AP reports that “A bill that allows public high schools to offer classes on the Bible sped through the Georgia House today, passing overwhelmingly with no debate. The legislation, which passed 151-to-7, would allow high schools to form elective courses on the history and literature of the Old
Testament and New Testament eras. The classes would focus on the law, morals, values and culture of the eras.”
In principle, such classes are constitutionally permissible, which is only right: The Bible is indeed an important work of literature, and important to understanding history (both the history of the Biblical era and later history).

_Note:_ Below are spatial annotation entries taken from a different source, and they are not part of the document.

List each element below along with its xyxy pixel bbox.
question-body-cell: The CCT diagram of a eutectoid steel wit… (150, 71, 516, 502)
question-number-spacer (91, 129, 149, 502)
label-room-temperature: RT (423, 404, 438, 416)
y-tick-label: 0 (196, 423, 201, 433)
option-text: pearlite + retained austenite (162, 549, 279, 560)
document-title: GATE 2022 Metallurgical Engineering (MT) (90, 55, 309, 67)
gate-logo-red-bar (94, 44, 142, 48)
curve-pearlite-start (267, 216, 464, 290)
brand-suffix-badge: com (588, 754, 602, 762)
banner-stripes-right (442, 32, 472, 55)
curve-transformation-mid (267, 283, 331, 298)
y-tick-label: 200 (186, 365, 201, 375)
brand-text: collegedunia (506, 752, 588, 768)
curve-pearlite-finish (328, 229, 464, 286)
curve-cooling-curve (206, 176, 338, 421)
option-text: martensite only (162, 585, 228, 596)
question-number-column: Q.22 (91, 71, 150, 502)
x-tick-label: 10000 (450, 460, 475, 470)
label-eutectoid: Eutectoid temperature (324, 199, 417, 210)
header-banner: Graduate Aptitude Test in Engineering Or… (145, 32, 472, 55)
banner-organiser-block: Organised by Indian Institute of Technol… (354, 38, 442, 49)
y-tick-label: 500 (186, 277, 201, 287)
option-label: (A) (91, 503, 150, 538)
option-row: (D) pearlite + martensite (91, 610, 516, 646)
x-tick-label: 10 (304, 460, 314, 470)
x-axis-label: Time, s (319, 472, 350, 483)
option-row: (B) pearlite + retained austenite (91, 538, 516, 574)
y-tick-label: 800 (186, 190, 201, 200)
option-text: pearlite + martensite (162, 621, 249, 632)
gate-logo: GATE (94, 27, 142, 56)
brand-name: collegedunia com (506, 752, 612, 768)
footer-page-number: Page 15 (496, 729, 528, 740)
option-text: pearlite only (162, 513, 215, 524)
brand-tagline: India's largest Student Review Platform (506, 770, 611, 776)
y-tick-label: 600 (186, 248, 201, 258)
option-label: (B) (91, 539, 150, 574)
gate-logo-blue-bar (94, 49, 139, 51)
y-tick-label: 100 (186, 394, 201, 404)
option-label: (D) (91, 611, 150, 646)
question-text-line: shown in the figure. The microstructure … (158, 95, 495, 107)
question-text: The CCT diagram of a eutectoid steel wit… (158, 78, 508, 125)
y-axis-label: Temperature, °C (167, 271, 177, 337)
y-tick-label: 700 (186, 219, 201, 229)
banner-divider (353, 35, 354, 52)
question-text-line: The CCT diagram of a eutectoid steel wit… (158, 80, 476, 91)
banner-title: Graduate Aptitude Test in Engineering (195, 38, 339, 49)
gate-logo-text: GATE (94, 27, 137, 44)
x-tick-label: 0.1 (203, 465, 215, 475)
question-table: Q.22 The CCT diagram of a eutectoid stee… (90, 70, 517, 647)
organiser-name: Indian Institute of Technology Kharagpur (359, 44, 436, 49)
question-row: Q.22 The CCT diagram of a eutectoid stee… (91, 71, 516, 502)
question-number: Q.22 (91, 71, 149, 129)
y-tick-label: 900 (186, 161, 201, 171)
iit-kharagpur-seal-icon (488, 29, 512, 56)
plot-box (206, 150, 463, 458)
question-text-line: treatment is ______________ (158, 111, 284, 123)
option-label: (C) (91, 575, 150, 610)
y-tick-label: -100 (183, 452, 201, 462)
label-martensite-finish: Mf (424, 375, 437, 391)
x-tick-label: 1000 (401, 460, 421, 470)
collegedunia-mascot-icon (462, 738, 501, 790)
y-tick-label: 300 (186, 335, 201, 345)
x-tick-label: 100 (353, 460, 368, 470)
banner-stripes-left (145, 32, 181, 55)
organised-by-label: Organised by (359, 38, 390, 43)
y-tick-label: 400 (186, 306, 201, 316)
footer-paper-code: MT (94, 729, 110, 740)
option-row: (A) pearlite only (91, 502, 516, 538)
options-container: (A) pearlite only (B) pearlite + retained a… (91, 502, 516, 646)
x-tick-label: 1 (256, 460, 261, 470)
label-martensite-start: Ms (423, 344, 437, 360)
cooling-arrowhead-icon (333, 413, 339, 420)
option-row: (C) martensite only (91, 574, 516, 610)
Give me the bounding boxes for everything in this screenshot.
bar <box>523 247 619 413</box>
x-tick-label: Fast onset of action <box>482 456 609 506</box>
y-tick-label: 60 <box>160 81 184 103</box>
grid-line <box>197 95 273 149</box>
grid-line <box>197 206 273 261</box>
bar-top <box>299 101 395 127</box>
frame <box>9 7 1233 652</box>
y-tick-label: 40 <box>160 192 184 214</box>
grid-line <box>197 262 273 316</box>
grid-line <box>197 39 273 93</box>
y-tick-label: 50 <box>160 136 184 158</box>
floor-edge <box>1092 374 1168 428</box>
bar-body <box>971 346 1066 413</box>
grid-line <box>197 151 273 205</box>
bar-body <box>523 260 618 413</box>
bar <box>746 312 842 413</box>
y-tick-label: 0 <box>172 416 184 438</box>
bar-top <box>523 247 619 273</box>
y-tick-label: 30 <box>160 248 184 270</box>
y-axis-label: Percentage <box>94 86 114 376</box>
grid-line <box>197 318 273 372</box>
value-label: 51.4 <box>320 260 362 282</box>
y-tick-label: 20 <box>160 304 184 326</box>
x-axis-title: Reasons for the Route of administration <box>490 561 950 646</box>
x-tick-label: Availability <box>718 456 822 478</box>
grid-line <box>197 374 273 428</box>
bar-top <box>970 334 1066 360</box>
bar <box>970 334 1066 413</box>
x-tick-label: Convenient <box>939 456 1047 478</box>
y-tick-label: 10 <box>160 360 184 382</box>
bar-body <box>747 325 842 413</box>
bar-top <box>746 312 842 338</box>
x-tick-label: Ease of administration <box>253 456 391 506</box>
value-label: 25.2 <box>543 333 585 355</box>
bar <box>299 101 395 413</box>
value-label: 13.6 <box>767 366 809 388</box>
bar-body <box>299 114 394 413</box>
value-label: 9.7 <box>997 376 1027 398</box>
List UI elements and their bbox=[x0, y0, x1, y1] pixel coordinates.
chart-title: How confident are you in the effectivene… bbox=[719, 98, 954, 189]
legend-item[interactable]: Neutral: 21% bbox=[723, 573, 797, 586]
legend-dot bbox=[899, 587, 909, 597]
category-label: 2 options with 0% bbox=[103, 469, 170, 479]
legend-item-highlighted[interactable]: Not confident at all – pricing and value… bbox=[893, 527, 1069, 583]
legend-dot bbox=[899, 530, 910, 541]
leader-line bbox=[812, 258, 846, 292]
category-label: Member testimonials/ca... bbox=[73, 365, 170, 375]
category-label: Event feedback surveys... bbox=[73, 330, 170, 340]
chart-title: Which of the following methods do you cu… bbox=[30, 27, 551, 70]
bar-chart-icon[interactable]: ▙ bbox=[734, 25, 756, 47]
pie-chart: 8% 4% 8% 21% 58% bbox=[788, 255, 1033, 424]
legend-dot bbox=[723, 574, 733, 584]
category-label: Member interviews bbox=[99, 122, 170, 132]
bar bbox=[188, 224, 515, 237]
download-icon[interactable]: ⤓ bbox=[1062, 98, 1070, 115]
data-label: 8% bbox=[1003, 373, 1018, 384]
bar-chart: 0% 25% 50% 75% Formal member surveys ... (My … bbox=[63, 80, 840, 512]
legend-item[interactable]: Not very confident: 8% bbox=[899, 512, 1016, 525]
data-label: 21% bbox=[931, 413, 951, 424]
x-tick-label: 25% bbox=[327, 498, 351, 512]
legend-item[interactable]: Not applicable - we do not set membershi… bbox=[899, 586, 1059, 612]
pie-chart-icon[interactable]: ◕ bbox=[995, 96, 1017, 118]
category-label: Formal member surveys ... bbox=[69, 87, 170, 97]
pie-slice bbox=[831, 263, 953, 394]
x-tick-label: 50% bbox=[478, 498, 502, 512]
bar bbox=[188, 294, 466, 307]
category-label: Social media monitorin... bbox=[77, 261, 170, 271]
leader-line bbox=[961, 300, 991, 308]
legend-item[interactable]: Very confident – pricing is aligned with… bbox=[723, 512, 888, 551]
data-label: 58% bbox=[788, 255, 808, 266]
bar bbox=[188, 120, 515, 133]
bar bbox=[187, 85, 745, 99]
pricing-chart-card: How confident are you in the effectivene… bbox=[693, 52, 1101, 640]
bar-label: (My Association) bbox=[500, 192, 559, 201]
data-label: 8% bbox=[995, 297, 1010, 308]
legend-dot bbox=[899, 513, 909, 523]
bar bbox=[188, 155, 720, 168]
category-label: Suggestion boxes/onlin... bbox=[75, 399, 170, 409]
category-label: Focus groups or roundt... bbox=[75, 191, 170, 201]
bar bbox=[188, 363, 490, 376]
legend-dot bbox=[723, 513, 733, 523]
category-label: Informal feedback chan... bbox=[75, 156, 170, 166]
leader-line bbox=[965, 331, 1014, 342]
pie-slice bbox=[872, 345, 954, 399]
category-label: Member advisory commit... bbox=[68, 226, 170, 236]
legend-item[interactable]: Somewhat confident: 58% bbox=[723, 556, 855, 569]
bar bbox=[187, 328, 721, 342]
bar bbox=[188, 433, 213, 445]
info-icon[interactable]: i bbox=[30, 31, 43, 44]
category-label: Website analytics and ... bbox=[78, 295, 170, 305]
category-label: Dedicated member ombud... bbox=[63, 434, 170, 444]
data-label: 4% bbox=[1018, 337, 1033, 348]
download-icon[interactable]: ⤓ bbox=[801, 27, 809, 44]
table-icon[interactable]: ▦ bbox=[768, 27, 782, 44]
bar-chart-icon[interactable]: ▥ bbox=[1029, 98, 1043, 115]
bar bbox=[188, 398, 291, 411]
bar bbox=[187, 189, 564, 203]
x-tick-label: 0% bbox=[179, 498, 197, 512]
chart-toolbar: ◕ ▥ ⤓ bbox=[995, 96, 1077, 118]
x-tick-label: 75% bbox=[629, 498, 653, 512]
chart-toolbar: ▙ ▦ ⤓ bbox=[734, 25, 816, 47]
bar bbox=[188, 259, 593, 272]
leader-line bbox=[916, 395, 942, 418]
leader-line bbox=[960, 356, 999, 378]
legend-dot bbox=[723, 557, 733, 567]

The trouble is that for the classes to be thoughtful, intellectually rigorous, and educationally valuable, they’d have to deal with lots of things that many students (and others) might find quite troubling. If you teach the Merchant of Venice as literature, you probably ought to discuss criticisms of the moral view that the Merchant of Venice seems to express. If you teach classic-era histories (e.g., Livy) in a class on Roman history, you certainly ought to discuss whether the historians are reliable, and whether they might be repeating myth as truth. If you teach historical legal systems in a class on ancient law and culture, you need to discuss ways in which those legal systems may have been unjust by today’s standards, or inconsistent even by their own standards.
Are Georgia voters and legislators prepared to have Georgia high school teachers raise these hard questions about the Bible? If so, great. But if the hope is that the teachers will teach the Bible without the same willingness to critique the work — and to encourage students to think critically about the work — that we’d expect in serious classes on other works, then that would be a pretty bad step for the Georgia school system to take: It would suggest that the school system is just trying to reinforce students’ existing beliefs, rather than teaching them to analyze historical sources carefully and thoughtfully.